Sunday, February 27, 2011

Rolling in the deep

A lot of stupid shit bugs me.  The dumbest little things you can think of. 

I don't like it when certain people get too far in my personal space.

I hate it when I ask you to repeat your first name, and you give me your first and last.  (APPARENTLY you weren't listening.)

I think it all boils down to patience.  Or lack of it, I guess.  The people I love, I friggin' adore.  I want to be around them all the time, they make me so happy that I would gladly lose sleep, money, whatever just to be around them.  I get very frustrated when people don't feel the same way.  But when you think about it, it's going to be difficult, impossible even, to feel the exact same way about a person as they feel about you.

It's just not going to happen.  It's one of those things that just cannot be determined (No, I Love YOU more.) 

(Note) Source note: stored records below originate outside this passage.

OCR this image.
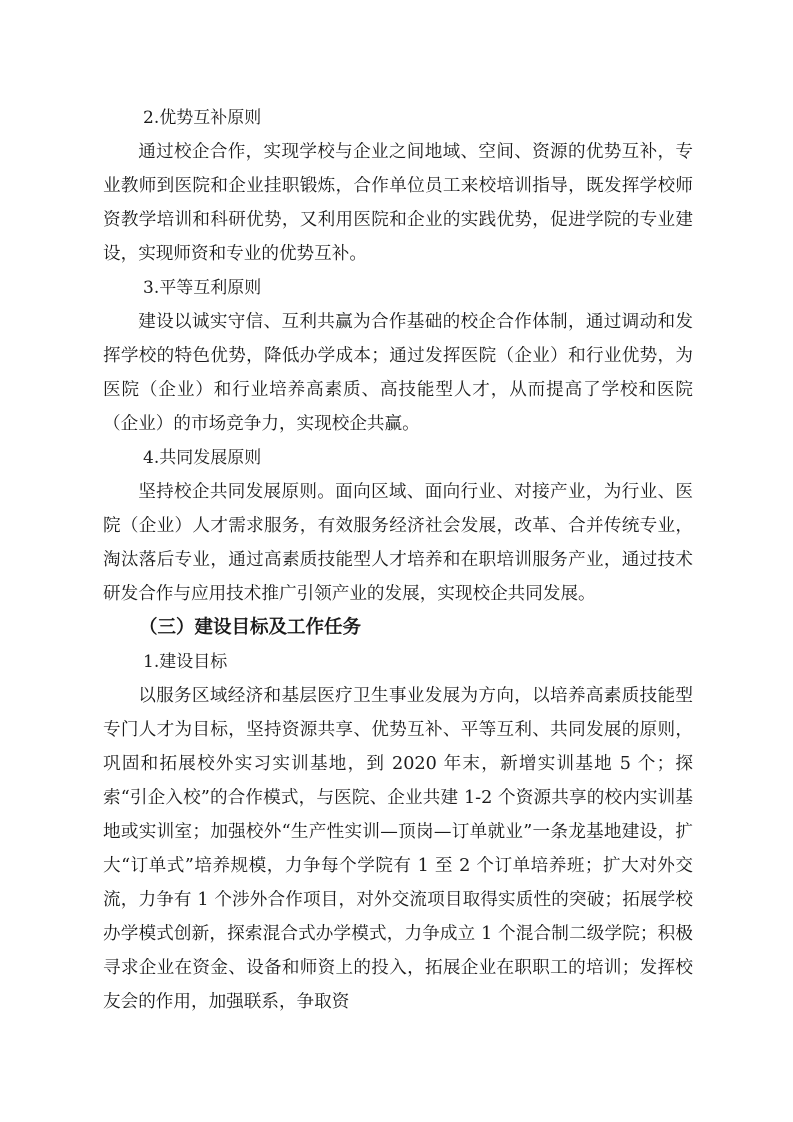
2.优势互补原则

通过校企合作，实现学校与企业之间地域、空间、资源的优势互补，专业教师到医院和企业挂职锻炼，合作单位员工来校培训指导，既发挥学校师资教学培训和科研优势，又利用医院和企业的实践优势，促进学院的专业建设，实现师资和专业的优势互补。

3.平等互利原则

建设以诚实守信、互利共赢为合作基础的校企合作体制，通过调动和发挥学校的特色优势，降低办学成本；通过发挥医院（企业）和行业优势，为医院（企业）和行业培养高素质、高技能型人才，从而提高了学校和医院（企业）的市场竞争力，实现校企共赢。

4.共同发展原则

坚持校企共同发展原则。面向区域、面向行业、对接产业，为行业、医院（企业）人才需求服务，有效服务经济社会发展，改革、合并传统专业，淘汰落后专业，通过高素质技能型人才培养和在职培训服务产业，通过技术研发合作与应用技术推广引领产业的发展，实现校企共同发展。

（三）建设目标及工作任务
1.建设目标

以服务区域经济和基层医疗卫生事业发展为方向，以培养高素质技能型专门人才为目标，坚持资源共享、优势互补、平等互利、共同发展的原则，巩固和拓展校外实习实训基地，到 2020 年末，新增实训基地 5 个；探索“引企入校”的合作模式，与医院、企业共建 1-2 个资源共享的校内实训基地或实训室；加强校外“生产性实训—顶岗—订单就业”一条龙基地建设，扩大“订单式”培养规模，力争每个学院有 1 至 2 个订单培养班；扩大对外交流，力争有 1 个涉外合作项目，对外交流项目取得实质性的突破；拓展学校办学模式创新，探索混合式办学模式，力争成立 1 个混合制二级学院；积极寻求企业在资金、设备和师资上的投入，拓展企业在职职工的培训；发挥校友会的作用，加强联系，争取资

Actually more of an insecurity, if you will, than an irritation.   Meh, no.  It's both. 

Sometimes I have nowhere to go with all the shit I have to say.  No one to lay all these incomplete thoughts on for fear they become more confused about things than I am. 

To be more direct:

I wish I had more patience for the people that need it, more trust for those that deserve it, less time to spend on the assholes and the gumption to say exactly what I want.

(the thing that irks me most, is I really have all those tools ... I am just afraid of what will happen when I do.)

This post bugs me.  I am not articulate at all today.